Three amino acids in the D2 dopamine receptor regulate selective ligand function and affinity.

The D(2) dopamine receptor is an important therapeutic target for the treatment of psychotic, agitated, and abnormal behavioral states. To better understand the specific interactions of subtype-selective ligands with dopamine receptor subtypes, seven ligands with high selectivity (>120-fold) for the D(4) subtype of dopamine receptor were tested on wild-type and mutant D(2) receptors. Five of the selective ligands were observed to have 21-fold to 293-fold increases in D(2) receptor affinity when three non-conserved amino acids in TM2 and TM3 were mutated to the corresponding D(4) amino acids. The two ligands with the greatest improvement in affinity for the D(2) mutant receptor [i.e., 3-{[4-(4-iodophenyl) piperazin-1-yl]methyl}-1H-pyrrolo[2,3-b]pyridine (L-750,667) and 1-[4-iodobenzyl]-4-[N-(3-isopropoxy-2-pyridinyl)-N-methyl]-aminopiperidine (RBI-257)] were investigated in functional assays. Consistent with their higher affinity for the mutant than for the wild-type receptor, concentrations of L-750,667 or RBI-257 that produced large reductions in the potency of quinpirole's functional response in the mutant did not significantly reduce quinpirole's functional response in the wild-type D(2) receptor. In contrast to RBI-257 which is an antagonist at all receptors, L-750,667 is a partial agonist at the wild-type D(2) but an antagonist at both the mutant D(2) and wild-type D(4) receptors.
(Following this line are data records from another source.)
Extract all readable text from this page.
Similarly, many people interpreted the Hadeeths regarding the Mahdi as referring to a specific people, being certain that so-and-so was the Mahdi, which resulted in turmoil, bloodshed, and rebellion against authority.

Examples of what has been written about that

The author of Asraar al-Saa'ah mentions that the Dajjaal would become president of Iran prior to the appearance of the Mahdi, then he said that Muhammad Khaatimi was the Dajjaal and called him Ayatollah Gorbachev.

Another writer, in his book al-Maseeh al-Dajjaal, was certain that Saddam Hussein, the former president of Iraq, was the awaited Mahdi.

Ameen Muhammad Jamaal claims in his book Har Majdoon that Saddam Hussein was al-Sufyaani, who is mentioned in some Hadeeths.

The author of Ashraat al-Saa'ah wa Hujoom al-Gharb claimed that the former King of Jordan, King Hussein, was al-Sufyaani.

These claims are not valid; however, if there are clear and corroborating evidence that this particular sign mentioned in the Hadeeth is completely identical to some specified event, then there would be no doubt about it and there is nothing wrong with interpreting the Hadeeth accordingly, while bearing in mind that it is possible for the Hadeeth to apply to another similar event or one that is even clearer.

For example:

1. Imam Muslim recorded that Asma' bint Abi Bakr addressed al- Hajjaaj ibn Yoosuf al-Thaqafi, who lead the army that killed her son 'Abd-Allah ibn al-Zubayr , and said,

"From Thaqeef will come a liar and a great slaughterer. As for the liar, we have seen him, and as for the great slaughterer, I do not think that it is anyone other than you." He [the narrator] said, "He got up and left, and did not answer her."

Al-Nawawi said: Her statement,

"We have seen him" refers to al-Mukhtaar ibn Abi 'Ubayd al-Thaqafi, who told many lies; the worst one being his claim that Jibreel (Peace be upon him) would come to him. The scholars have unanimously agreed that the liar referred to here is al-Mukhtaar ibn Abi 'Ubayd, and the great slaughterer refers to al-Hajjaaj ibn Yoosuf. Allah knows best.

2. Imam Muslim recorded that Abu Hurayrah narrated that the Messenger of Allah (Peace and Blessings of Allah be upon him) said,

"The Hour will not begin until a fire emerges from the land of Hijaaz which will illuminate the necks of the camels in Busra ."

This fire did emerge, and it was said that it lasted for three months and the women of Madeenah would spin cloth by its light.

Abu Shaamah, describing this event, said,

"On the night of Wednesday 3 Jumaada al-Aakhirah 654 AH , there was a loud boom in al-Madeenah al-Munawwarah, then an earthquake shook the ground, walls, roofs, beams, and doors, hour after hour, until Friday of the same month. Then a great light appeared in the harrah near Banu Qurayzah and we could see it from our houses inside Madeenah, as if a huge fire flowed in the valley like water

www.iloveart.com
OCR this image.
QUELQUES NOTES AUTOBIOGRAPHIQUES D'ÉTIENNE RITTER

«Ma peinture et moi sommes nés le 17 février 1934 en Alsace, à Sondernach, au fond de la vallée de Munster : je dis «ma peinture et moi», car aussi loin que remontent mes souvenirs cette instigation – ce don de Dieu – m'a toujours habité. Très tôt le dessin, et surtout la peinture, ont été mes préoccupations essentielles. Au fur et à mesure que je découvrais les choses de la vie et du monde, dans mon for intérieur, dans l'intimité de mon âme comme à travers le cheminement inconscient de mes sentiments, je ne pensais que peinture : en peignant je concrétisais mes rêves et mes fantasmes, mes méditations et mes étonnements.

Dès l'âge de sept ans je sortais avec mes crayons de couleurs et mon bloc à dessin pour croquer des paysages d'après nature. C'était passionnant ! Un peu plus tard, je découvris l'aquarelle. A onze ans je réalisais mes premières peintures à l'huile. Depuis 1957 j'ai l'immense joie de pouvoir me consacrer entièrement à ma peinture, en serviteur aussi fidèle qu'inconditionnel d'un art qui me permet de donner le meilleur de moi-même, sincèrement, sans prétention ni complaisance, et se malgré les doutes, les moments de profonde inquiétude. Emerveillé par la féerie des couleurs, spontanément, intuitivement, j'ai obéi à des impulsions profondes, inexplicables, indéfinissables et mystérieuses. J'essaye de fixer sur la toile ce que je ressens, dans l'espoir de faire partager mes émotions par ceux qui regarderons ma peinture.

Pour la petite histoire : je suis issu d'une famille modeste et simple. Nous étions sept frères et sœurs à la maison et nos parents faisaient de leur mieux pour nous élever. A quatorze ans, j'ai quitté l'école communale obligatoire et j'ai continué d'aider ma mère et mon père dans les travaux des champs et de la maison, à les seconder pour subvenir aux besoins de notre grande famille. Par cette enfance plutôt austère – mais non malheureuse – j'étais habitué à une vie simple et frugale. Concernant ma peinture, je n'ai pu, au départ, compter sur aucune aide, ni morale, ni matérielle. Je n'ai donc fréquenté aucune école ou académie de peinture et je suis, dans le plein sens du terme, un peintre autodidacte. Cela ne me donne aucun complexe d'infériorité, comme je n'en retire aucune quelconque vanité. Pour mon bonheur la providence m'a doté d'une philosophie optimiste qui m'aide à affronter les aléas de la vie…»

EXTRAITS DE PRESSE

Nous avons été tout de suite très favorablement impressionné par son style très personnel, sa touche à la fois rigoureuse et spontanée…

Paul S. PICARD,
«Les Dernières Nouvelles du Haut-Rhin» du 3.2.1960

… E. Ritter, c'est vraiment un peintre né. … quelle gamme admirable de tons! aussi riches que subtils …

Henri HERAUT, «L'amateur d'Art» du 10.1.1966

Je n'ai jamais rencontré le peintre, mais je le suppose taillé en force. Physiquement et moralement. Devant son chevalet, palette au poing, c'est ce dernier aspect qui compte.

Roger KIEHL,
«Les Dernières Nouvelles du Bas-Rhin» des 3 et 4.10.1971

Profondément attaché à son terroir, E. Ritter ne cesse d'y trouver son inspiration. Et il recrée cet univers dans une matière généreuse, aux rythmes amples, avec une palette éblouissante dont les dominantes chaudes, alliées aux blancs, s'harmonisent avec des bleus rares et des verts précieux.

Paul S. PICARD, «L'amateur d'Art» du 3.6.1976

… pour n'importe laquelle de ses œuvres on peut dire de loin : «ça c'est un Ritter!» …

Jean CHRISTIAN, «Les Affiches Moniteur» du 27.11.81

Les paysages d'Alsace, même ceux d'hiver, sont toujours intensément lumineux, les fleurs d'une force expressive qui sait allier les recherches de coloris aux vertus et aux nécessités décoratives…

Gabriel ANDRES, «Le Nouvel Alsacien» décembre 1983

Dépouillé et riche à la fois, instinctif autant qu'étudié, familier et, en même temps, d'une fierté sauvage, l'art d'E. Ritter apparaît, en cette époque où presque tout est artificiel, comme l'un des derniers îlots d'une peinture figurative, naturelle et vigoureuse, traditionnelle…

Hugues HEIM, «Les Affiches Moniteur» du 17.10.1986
Our study demonstrates for the first time that the TM2/3 microdomain of the D(2) dopamine receptor not only regulates the selective affinity of ligands, but in selected cases can also regulate their function. Utilizing a new docking technique that incorporates receptor backbone flexibility, the three non-conserved amino acids that encompass the TM2/3 microdomain were found to account in large part for the differences in intermolecular steric contacts between the ligands and receptors. Consistent with the experimental data, this model illustrates the interactions between a variety of subtype-selective ligands and the wild-type D(2), mutant D(2), or wild-type D(4) receptors.